POOR WORKING CONDITIONS IN CONVENTIONAL PLANTS
In large plants, workers on an assembly line process hundreds of animals per hour. Typically each worker makes the same repetitive motion every day, sometimes in 12-hour shifts with no variety and few breaks.
A fast pace is set by the speed of “the chain,” a mechanized driver that moves the carcass down the assembly line. Over time the driving pace and the repetition cause a range of musculoskeletal injuries that sometimes result in permanent disabilities, even in young people.
Workers and workers’ rights organizations have petitioned the government for more regulation against these inhumane conditions. A well-documented article by NPR (National Public Radio) says, “The U.S. Department of Agriculture oversees the factory line in meat processing plants, but the agency concentrates solely on food safety....”
In contrast to typical large meat packing facilities, at some small and mid-sized facilities such as Vermont Packing House (VPH) in North Springfield, Vermont, the issues described above are addressed by the way the space and the work are organized.
VPH processes custom orders. The carcass is broken down on a table, not on an assembly line. A cohort of people work together on one animal at a time, to disassemble the carcass into primals (e.g. chuck, round, rib) and sub-primals (smaller cuts), according to what the customer has ordered.

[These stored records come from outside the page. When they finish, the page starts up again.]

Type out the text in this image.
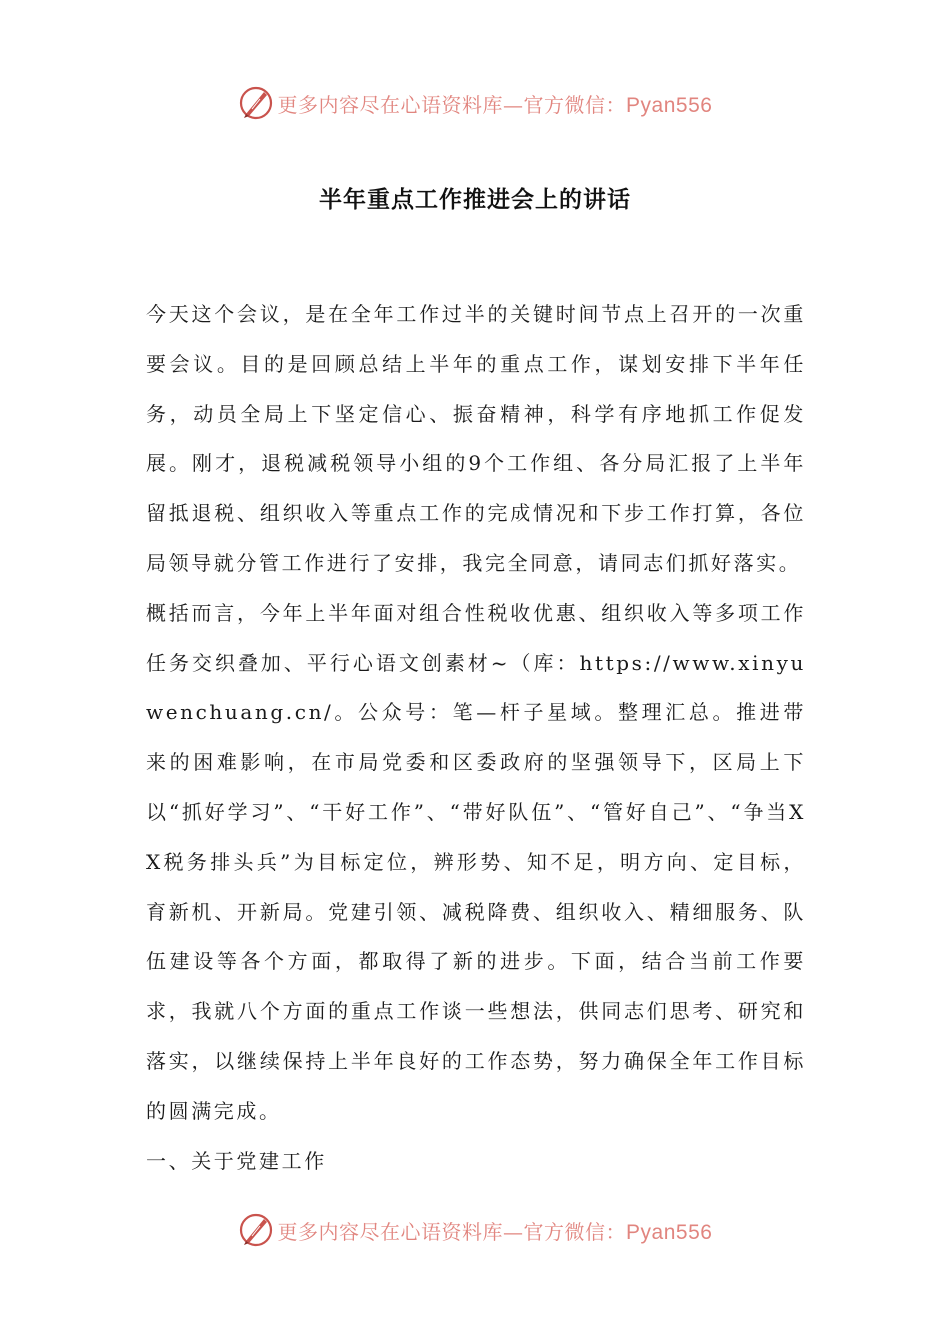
更多内容尽在心语资料库—官方微信：Pyan556
半年重点工作推进会上的讲话

今天这个会议，是在全年工作过半的关键时间节点上召开的一次重要会议。目的是回顾总结上半年的重点工作，谋划安排下半年任务，动员全局上下坚定信心、振奋精神，科学有序地抓工作促发展。刚才，退税减税领导小组的9个工作组、各分局汇报了上半年留抵退税、组织收入等重点工作的完成情况和下步工作打算，各位局领导就分管工作进行了安排，我完全同意，请同志们抓好落实。

概括而言，今年上半年面对组合性税收优惠、组织收入等多项工作任务交织叠加、平行心语文创素材~（库：https://www.xinyuwenchuang.cn/。公众号：笔—杆子星域。整理汇总。推进带来的困难影响，在市局党委和区委政府的坚强领导下，区局上下以“抓好学习”、“干好工作”、“带好队伍”、“管好自己”、“争当XX税务排头兵”为目标定位，辨形势、知不足，明方向、定目标，育新机、开新局。党建引领、减税降费、组织收入、精细服务、队伍建设等各个方面，都取得了新的进步。下面，结合当前工作要求，我就八个方面的重点工作谈一些想法，供同志们思考、研究和落实，以继续保持上半年良好的工作态势，努力确保全年工作目标的圆满完成。

一、关于党建工作

更多内容尽在心语资料库—官方微信：Pyan556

This artisanal approach provides the workers more variety of movements than a mechanized assembly line. It also allows workers to participate in a team effort and to learn more about a carcass and the types of cuts.
In addition, VPH endeavors to support the well-being of their employees in other ways, according to this information provided by the company:
- Wages: The Bureau of Labor Statistics posted that for 2016, the average hourly wage for workers within the Animal Slaughtering and Processing Industry was only $13.05/hour. Vermont Packinghouse’s average hourly wage is currently $16.44/hour, $6.44 above Vermont’s imposed minimum wage for 2017.
- Benefits: Vermont Packinghouse offers PTO (Paid Time Off), Holiday Pay, Utility Discounts, a monetary loan program, Dental Insurance, a Retirement Plan and a significant health insurance stipend (a group health insurance plan is in the works).
- Health and safety: The company cultivates a safe employment experience through training programs as part of the employee onboarding process: Personal Protection Program, Chemical Safety Training, Hazard Communication, Emergency Evacuation, and Yellow Line Policy (impact hazard control) Training.
- Recognition: Vermont Packinghouse recognizes excellent job performance and the growth of its employees by weekly performance-based bonus programs and by hosting frequent companywide employee appreciation events.